- Kirk Irwin/Getty
- The Cleveland Cavaliers are 3-10 since Christmas and in the midst of an implosion.
- The Cavs reportedly had a fiery team meeting in which several players yelled at Kevin Love for leaving a game sick and missing practice.
- One report called the locker room “divided,” while another suggested the team needed to make changes.
- The Cavs are said to be involved in trade talks, but it’s unclear whether even a big trade could save their season.
LeBron James and the Cleveland Cavaliers are in a tailspin unlike anything we’ve seen from them.
While January slumps have become the norm for the LeBron-led Cavaliers, this year seems worse.
Since Christmas, the Cavs are 3-10. Their defense has fallen all the way to 29th in the league, and they are just 0.1 point per 100 possessions better defensively than the 14-33 Sacramento Kings.
In fact, given their season, the Cavs’ above-.500 record looks a little fluky. The Cavs began the season 5-7 before rattling off a 13-game win streak and 20-2 overall stretch. It seemed then as if the Cavs had righted the ship, but, in retrospect, only four of those wins came against teams that today would qualify for the playoffs.
Beyond the on-court futility, the Cavs’ internal state doesn’t seem to be much better. ESPN’s Adrian Wojnarowski reported on Monday that the Cavs had a fiery team meeting in which much of the team directed ire at Kevin Love for leaving a game sick and then missing practice the next day. While the team reportedly accepted Love’s explanation, Wojnarowski said much of the locker room remained divided.

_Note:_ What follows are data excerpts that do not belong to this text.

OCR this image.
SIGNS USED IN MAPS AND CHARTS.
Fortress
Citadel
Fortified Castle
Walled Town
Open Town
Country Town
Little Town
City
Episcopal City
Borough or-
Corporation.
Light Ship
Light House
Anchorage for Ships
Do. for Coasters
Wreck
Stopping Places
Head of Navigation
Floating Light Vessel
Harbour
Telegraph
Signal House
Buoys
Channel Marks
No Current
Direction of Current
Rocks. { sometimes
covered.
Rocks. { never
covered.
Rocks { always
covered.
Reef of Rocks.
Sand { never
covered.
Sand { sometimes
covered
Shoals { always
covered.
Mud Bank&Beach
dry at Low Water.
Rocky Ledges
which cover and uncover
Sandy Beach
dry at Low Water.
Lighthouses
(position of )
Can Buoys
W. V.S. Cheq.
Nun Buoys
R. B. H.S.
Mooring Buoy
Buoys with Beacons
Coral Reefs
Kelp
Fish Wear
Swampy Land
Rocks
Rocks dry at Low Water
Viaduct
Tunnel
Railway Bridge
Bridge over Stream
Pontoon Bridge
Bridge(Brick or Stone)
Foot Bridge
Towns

That may have undersold things. ESPN’s Brian Windhorst on Tuesday told ESPN Radio that it was one of the most intense incidents with the team since James returned to Cleveland in 2014.
“Nobody had their cool yesterday – it was really, really intense,” Windhorst said, adding, “If yesterday went as bad as I heard it, they have to make changes just to shake things up, just to try to get the team refocused.”
Tuesday night, the Cavaliers didn’t do much to show they had solved anything in the team meeting. In a 114-102 loss to the short-handed San Antonio Spurs, the Cavs stood out mostly for barely trying on defense.
After the game, Cavs coach Ty Lue said he would look into possible changes to the Cavs’ starting lineup. The team’s latest starting five, of James, Love, Isaiah Thomas, J.R. Smith, and Jae Crowder, has a net rating of -22.8, meaning it is outscored by 22.8 points per 100 possessions.
Dwyane Wade, while congratulating James for scoring his 30,000th career point in the loss to the Spurs, referred to the Cavs’ recent stretch as “the darkness we’re experiencing as a team.”
The problem for the Cavs is the number of their major role-players who are having disappointing seasons. Smith, for the second year in a row, is shooting below 38% from the field. Crowder, one of the big acquisitions in the Kyrie Irving trade, is shooting his worst percentage from the field since his rookie season and hasn’t defended up to snuff. Tristan Thompson, relegated to the bench with Love at center, has lost his trademark hustle and savvy on the boards.
Thomas and Love have shouldered blame for the Cavs’ recent woes, perhaps unsurprisingly. Thomas missed seven months of action with a hip injury so worrisome that the Cavs almost didn’t trade for him. He has been rusty this season and is still learning the give-and-take of sharing the ball with James. Love has put together a fine offensive season but has been badly miscast as a rim protector on defense.
Windhorst reported that a trade for Kings guard George Hill was at the “1-yard line” and seemed likely to go through. Hill is a long, versatile guard who can handle the ball and spread the floor. His defense, once one of his calling cards, has slipped this season, though perhaps he would ramp up the effort for a team in the playoff hunt. He’d be a welcome addition to the Cavs.
And if the Cavs pull off the Hill deal for the reported price – Iman Shumpert, Channing Frye, and a draft pick (most likely a second-rounder) – they’ll still have their first-round pick and the valuable Brooklyn Nets pick to offer in a trade to address other needs.
Midseason trades have rejuvenated slumping teams before – the Cavs experienced this in 2014-2015 when they traded for Smith, Shumpert, and Timofey Mozgov in the midst of a spiral. While new blood could help turn things around, some of the problems will still persist.
The Cavs haven’t defended at a high level in years; they look incapable of changing that this year. James is a year older, and his hot 3-point shooting has predictably fallen back to earth. Barring any dramatic trades, this team still has less shooting and defense than last year’s team that lost to the Golden State Warriors in the Finals in five games.
How the Cavs move forward remains to be seen. Some big trades and some return to the mean from players like Thomas, Smith, and Crowder could have the Cavs looking more the way they did in December.
But the Cavs are just four games ahead of eighth place in the East. That doesn’t bode well for a team with its eyes on the Warriors, and it looks even worse ahead of a bigger date: James’ free agency.